Teríamos de pagar muito mais por queijo artesanal?

Temos de alterar a distribuição de valor. Se pagássemos mais 10 cêntimos por litro de leite ao agricultor, muita coisa mudaria e dificilmente se notaria no preço de venda ao consumidor, e ainda assim essa diferença torna possível a uma pessoa ganhar a vida. Mas esta é uma responsabilidade global que vai para além do mundo do queijo. Algo que tem de ser decidido por um grupo industrial que optou por comprar leite na Ucrânia ou na Polónia porque pensam que diferença faz se o leite chegar morto de qualquer maneira. Alguém que diz “Vou matar tudo, vou homogeneizar, vou tirar as proteínas e vendê-las por um lado e a gordura por outro e fazer química com leite”. Alguém que não pensa nesses 50 suicídios de produtores franceses por ano. Uma por semana.

Ganância?

Alguém que pensa: “Isto é bom, nós vamos ganhar dinheiro”. Penso que é importante ajudar os 5% que nos restam, porque é só isso que é.

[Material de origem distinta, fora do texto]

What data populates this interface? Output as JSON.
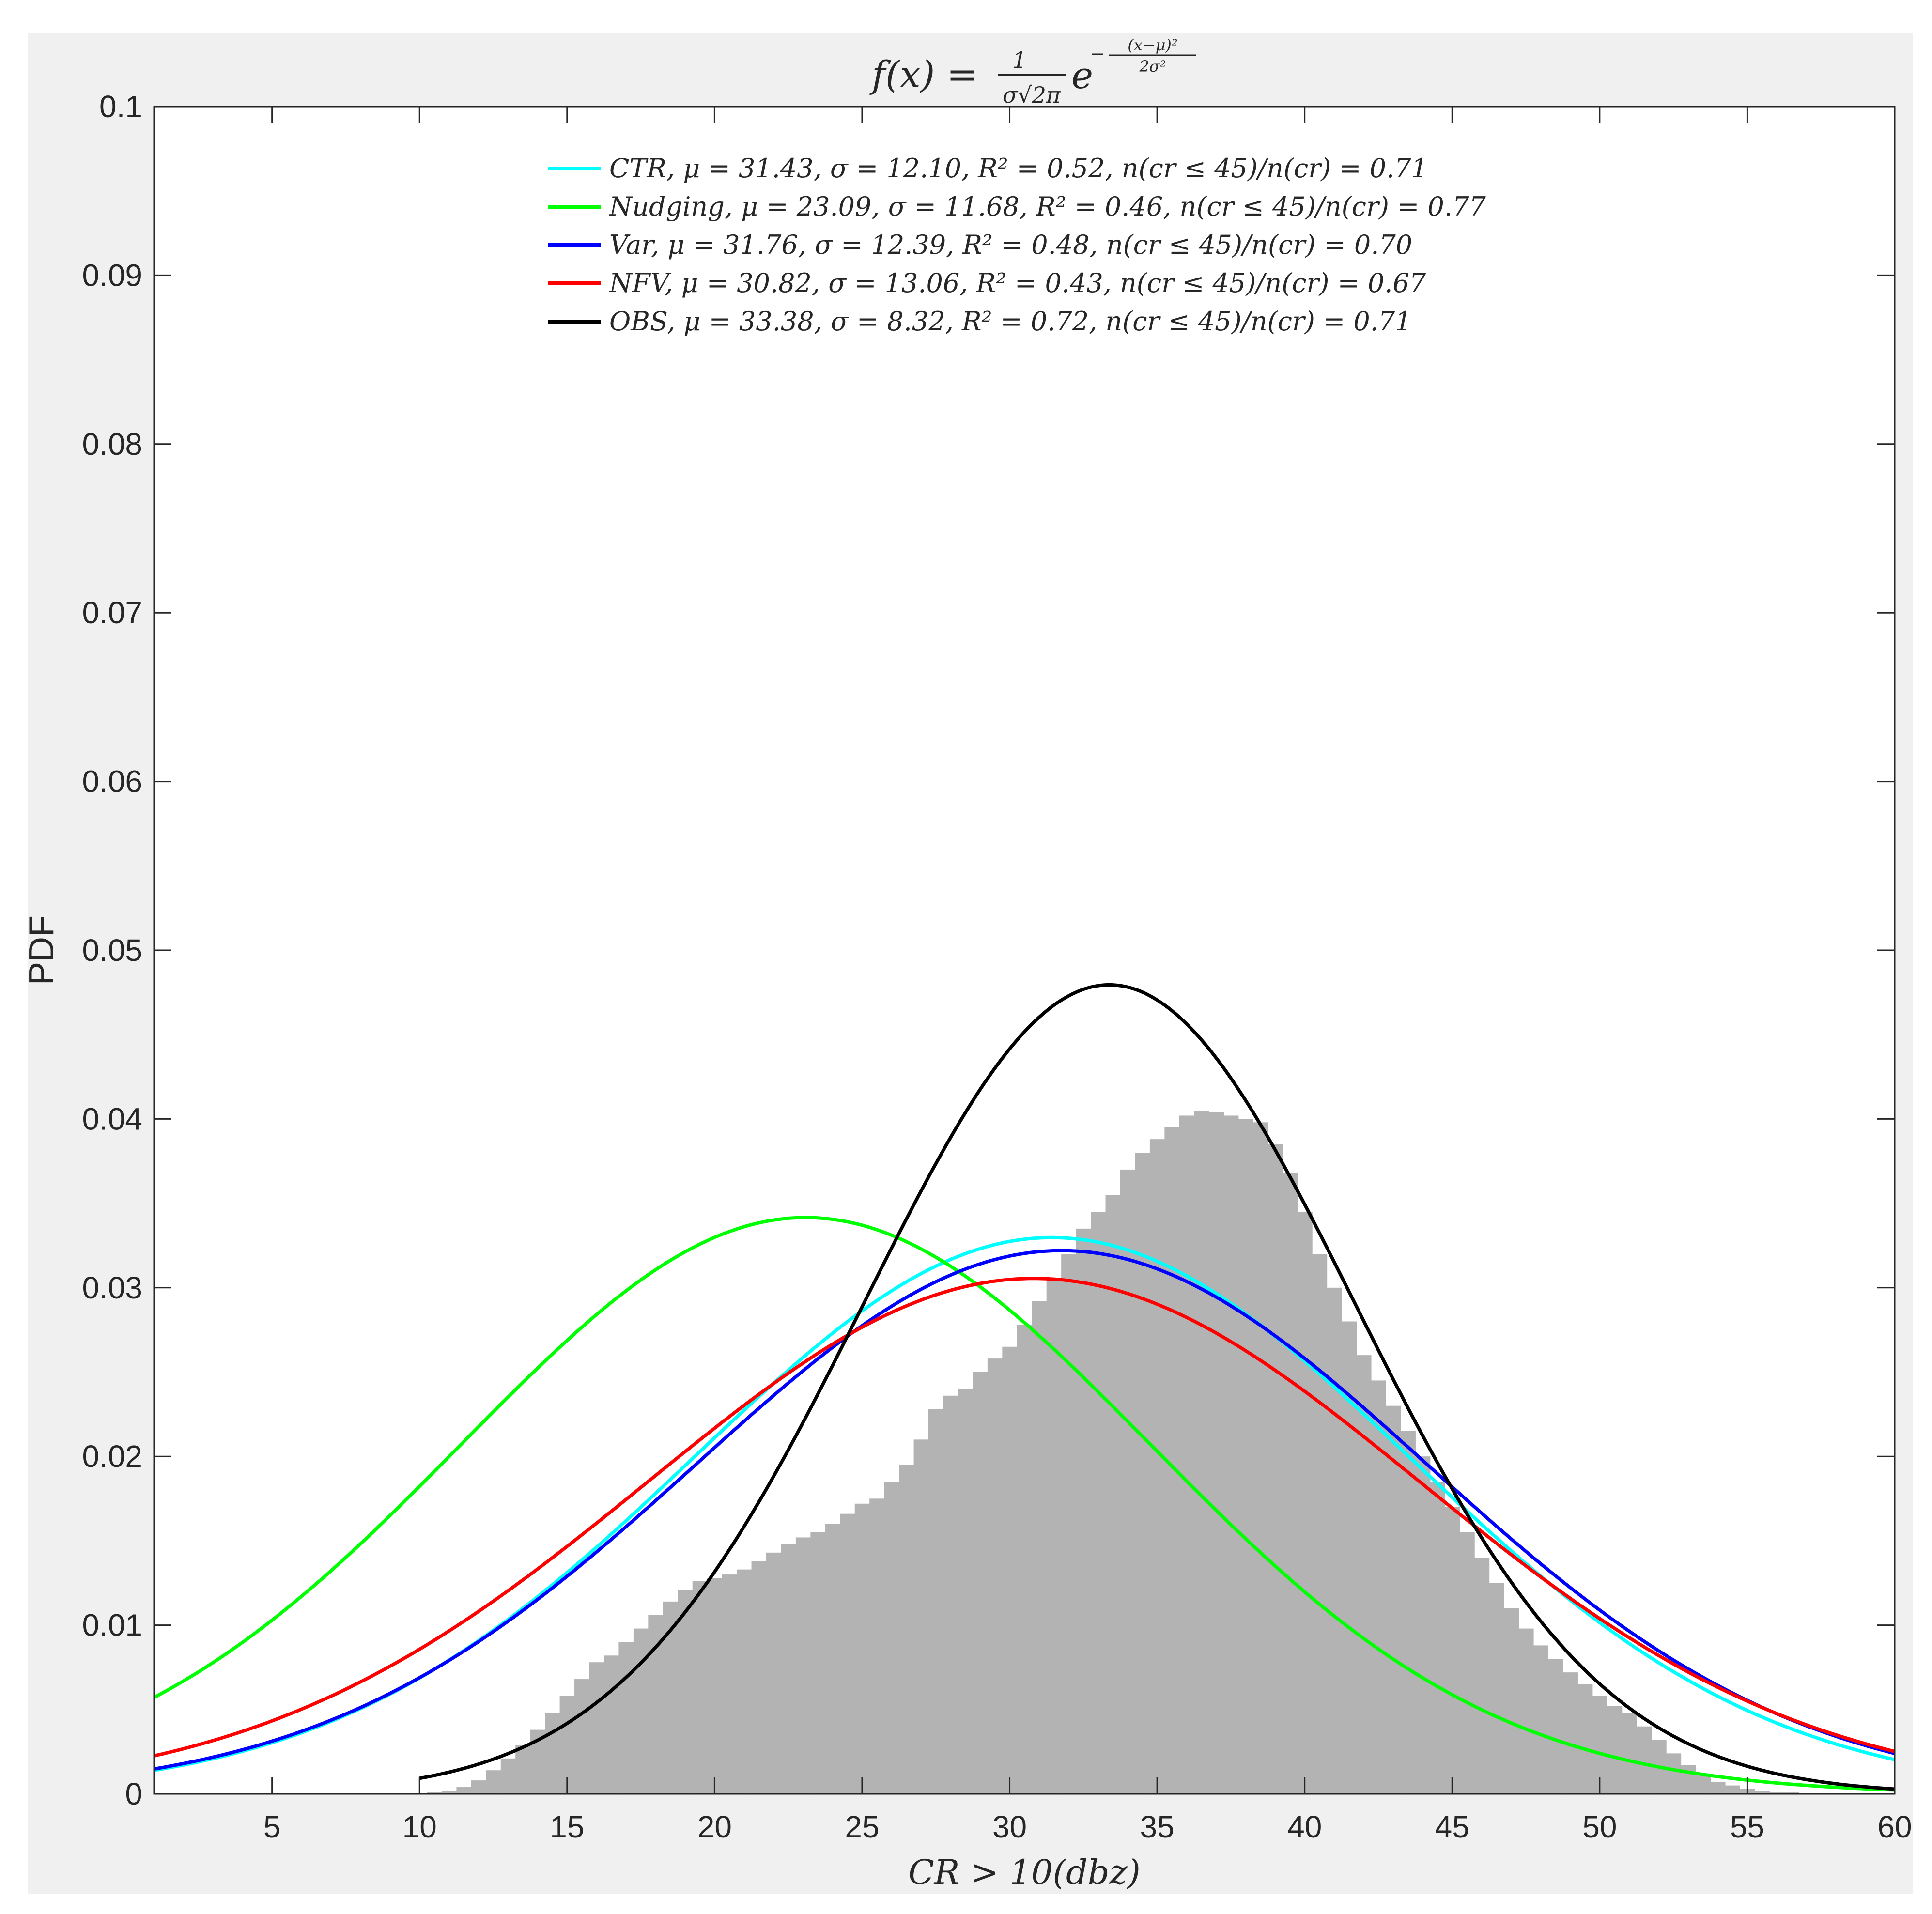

Em qualquer caso, é mais eficaz explicar os benefícios do queijo artesanal: falar sobre a importância de preservar o sabor, a tradição ou o que ele traz para o campo.

Traducción: DeepL

Bryce Cunningham, um produtor de leite escocês, proprietário de uma fazenda orgânica em Ayrshire (Escócia), lançou um produto lácteo para agregar valor ao leite de sua fazenda, que é um produto de ótima qualidade, sem aditivos, e é um exemplo de economia circular.